C’était l’annonce que tout le monde attendait : quel nom pour le porte-avions de nouvelle génération (PANG) qui succédera au Charles de Gaulle ? Celui d’un militaire de renom ? D’un homme d’État ? D’une grande figure féminine ? En fin de compte, dans son discours du 18 mars 2026, Emmanuel Macron a déjoué tous les pronostics en choisissant France Libre.
Ce nom, assurément, sera abondamment commenté. En tout cas, ce choix ne vient pas de nulle part : il s’inscrit dans la lignée du général de Gaulle en mettant en lumière le mouvement de résistance qui a œuvré pour libérer le pays. Par ailleurs, cela lève la difficulté de choisir un personnage capable de passer après un tel patronyme, qui écrase tout dans l’imaginaire collectif.

Le France Libre, donc, devrait commencer à sillonner les mers à partir de 2038. La première grosse phase du chantier n’a d’ailleurs pas attendu le discours du chef de l’État : la construction de deux chaufferies nucléaires K22 est déjà en cours. Elles fourniront toute la puissance énergétique requise pour un bâtiment plus lourd et plus connecté.
Ces chaufferies nucléaires pourront « délivrer deux fois plus d’énergie que celles du Charles de Gaulle », a souligné le président de la République. Une bonne nouvelle pour un navire présenté comme « digital et data-centré », avec une architecture numérique présentée comme sécurisée, flexible, performante et évolutive, et où l’IA aura toute sa place.

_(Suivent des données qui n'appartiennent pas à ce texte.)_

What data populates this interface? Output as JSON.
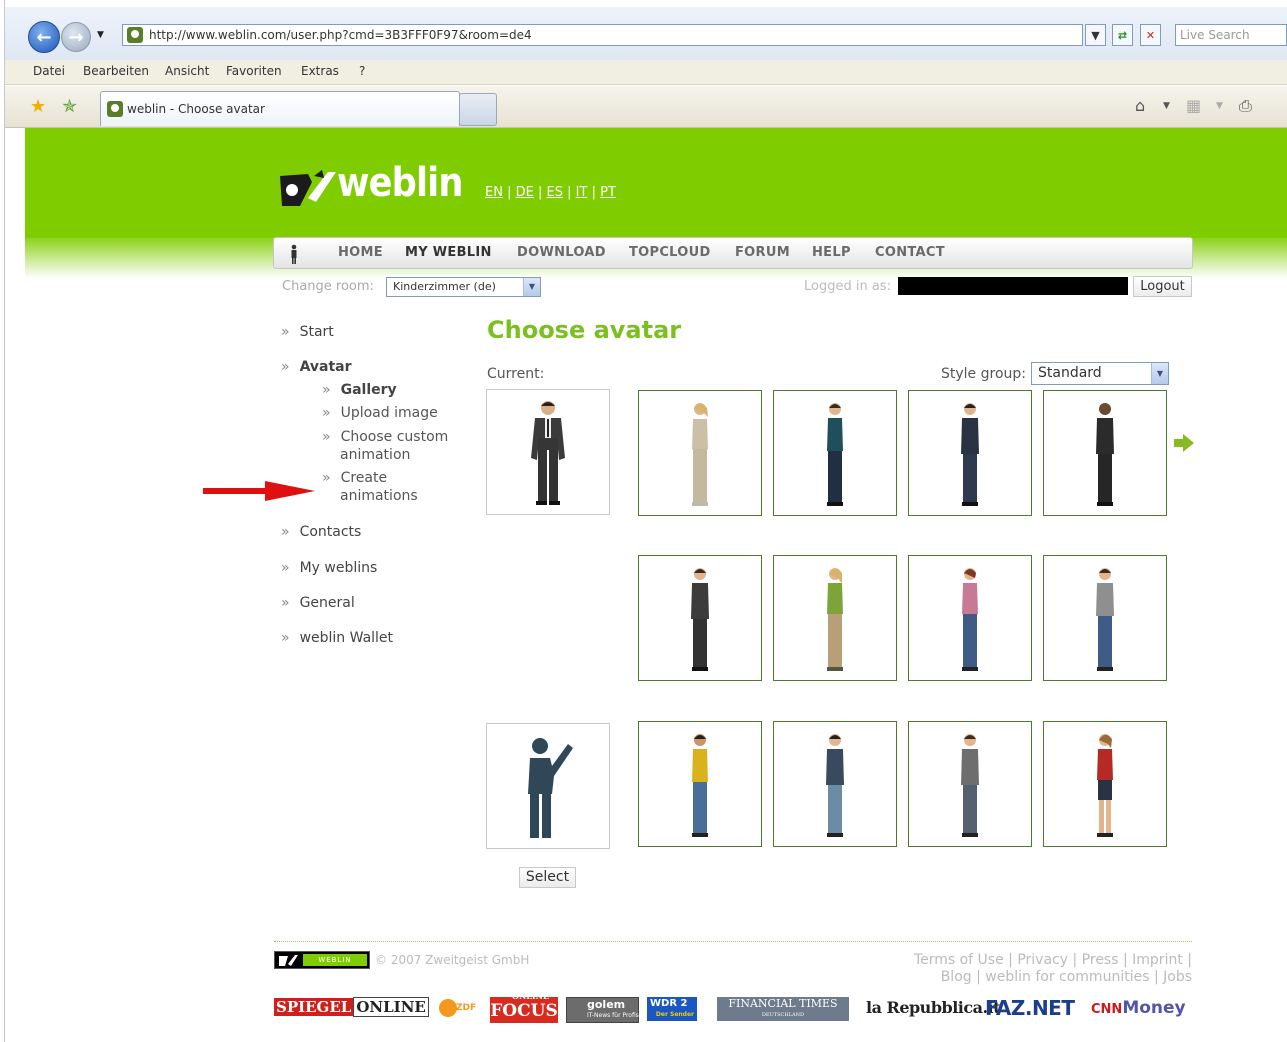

Ce sera aussi bénéfique pour les ruptures technologiques qui sont prévues à bord. On pense certes aux trois catapultes électromagnétiques (EMALS) qui équiperont le France Libre pour lancer des avions et des drones à un rythme soutenu, mais aussi et surtout aux nouvelles capacités de défense du navire. On pense ici aux moyens anti-drones.

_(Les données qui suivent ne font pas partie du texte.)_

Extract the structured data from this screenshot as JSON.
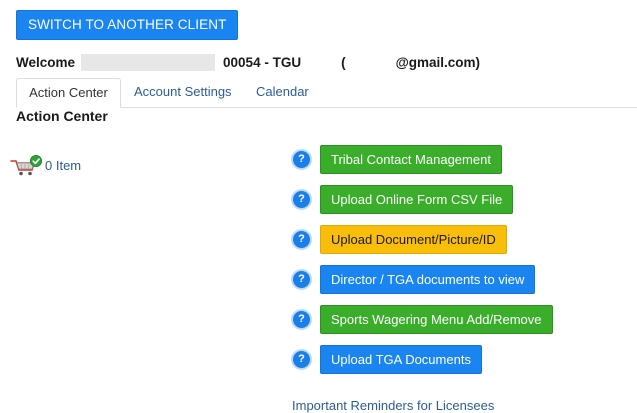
{
  "header": {
    "switch_button_label": "SWITCH TO ANOTHER CLIENT",
    "welcome_label": "Welcome",
    "client_code": "00054 - TGU",
    "email_open_paren": "(",
    "email_domain": "@gmail.com)"
  },
  "tabs": [
    {
      "label": "Action Center",
      "active": true
    },
    {
      "label": "Account Settings",
      "active": false
    },
    {
      "label": "Calendar",
      "active": false
    }
  ],
  "page_title": "Action Center",
  "cart": {
    "count_label": "0 Item"
  },
  "actions": [
    {
      "label": "Tribal Contact Management",
      "color": "green"
    },
    {
      "label": "Upload Online Form CSV File",
      "color": "green"
    },
    {
      "label": "Upload Document/Picture/ID",
      "color": "yellow"
    },
    {
      "label": "Director / TGA documents to view",
      "color": "blue"
    },
    {
      "label": "Sports Wagering Menu Add/Remove",
      "color": "green"
    },
    {
      "label": "Upload TGA Documents",
      "color": "blue"
    }
  ],
  "help_icon_glyph": "?",
  "reminders_link": "Important Reminders for Licensees",
  "colors": {
    "primary_blue": "#1a84f0",
    "green": "#3aad2a",
    "yellow": "#f9be0a",
    "link": "#2a5c9a"
  }
}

La guerre des drones : le pari du laser haute puissance
Emmanuel Macron en a dit un mot durant son discours, évoquant les « systèmes de défense laser ». Ces capacités, qu’on classe dans la catégorie des armes à énergie dirigée, ont en effet besoin d’un fort apport électrique pour pouvoir effectuer des tirs à haute puissance et ainsi brûler des drones qui se montreraient menaçants.
La confirmation par Emmanuel Macron de la présence d’armes laser à bord du France Libre n’est pas surprenante. C’est un sujet dans l’air du temps : on parlait déjà d’un tel développement en 2024, en citant ces armements ainsi que les brouilleurs à forte puissance qui, eux, visent à perturber les signaux des aéronefs sans pilote pour les forcer à tomber.

Elle est également cohérente avec les enseignements des différents conflits qui ont émergé durant la décennie 2020 : guerre entre l’Ukraine et la Russie, guerre entre Israël et les groupes armés de pays voisins, guerre entre l’Iran et les États-Unis… les drones apparaissent dans tous les conflits et leur très faible prix permet de mener des attaques saturantes, difficiles à contrer.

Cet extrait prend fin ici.